Review of Medicaid Outpatient Drug Expenditures in Tennessee for the Period October 1, 2003, Through September 30, 2005
The State's claims for reimbursement of Medicaid outpatient drug expenditures for fiscal years 2004 and 2005 did not fully comply with Federal requirements. Of the $4.5 billion ($3 billion Federal share) claimed, $8 million (Federal share) represented expenditures for drug products that were not eligible for Medicaid coverage because they were either terminated drugs for which the termination dates were listed on the Centers for Medicare & Medicaid Services (CMS) quarterly drug tape before the drugs were dispensed or less-than-effective drugs.
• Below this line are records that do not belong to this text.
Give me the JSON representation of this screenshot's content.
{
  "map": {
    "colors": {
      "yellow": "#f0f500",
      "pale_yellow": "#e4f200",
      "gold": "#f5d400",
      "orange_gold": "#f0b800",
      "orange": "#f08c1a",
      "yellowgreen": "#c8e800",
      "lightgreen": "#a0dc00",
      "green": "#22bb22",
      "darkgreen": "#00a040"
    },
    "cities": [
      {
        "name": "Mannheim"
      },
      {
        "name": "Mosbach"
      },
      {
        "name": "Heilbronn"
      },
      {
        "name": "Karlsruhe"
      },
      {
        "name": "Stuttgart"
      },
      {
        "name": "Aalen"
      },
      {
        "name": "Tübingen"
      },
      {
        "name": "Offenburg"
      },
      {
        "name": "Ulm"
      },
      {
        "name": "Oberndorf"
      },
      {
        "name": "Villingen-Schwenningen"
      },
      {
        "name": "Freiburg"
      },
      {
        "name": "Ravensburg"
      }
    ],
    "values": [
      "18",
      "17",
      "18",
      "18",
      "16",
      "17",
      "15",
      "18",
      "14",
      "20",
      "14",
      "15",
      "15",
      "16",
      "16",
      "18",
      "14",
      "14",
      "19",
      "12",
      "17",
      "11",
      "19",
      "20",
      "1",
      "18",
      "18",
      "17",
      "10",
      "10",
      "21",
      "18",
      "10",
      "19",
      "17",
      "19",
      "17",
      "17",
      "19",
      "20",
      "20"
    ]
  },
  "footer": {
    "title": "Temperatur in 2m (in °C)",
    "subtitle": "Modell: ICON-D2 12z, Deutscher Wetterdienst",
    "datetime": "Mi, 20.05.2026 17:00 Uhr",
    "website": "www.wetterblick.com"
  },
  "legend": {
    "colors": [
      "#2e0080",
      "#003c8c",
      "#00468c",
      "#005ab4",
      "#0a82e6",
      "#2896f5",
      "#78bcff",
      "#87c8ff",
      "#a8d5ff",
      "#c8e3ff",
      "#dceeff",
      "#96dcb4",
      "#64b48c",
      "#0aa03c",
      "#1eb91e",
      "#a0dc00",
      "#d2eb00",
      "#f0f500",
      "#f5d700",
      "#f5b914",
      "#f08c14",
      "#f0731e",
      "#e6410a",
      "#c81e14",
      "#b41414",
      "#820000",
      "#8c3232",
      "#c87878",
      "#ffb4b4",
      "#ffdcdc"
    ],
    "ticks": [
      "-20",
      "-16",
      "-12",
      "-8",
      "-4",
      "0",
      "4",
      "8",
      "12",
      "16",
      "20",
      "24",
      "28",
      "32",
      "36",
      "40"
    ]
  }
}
An additional $13.2 million (Federal share) represented expenditures for drug products that were not listed on the quarterly drug tapes.
We recommended that the State refund $8 million to the Federal Government for drug expenditures that were not eligible for Medicaid coverage, work with CMS to determine whether the $13.2 million in payments for drugs that were not listed on the quarterly drug tapes was eligible for Medicaid coverage, and strengthen internal controls to ensure that claimed Medicaid drug expenditures comply with Federal requirements. In written comments on our draft report, the State agreed in part with our first recommendation and did not directly address our second and third recommendations. After reviewing the State's comments, we continue to support our findings and recommendations.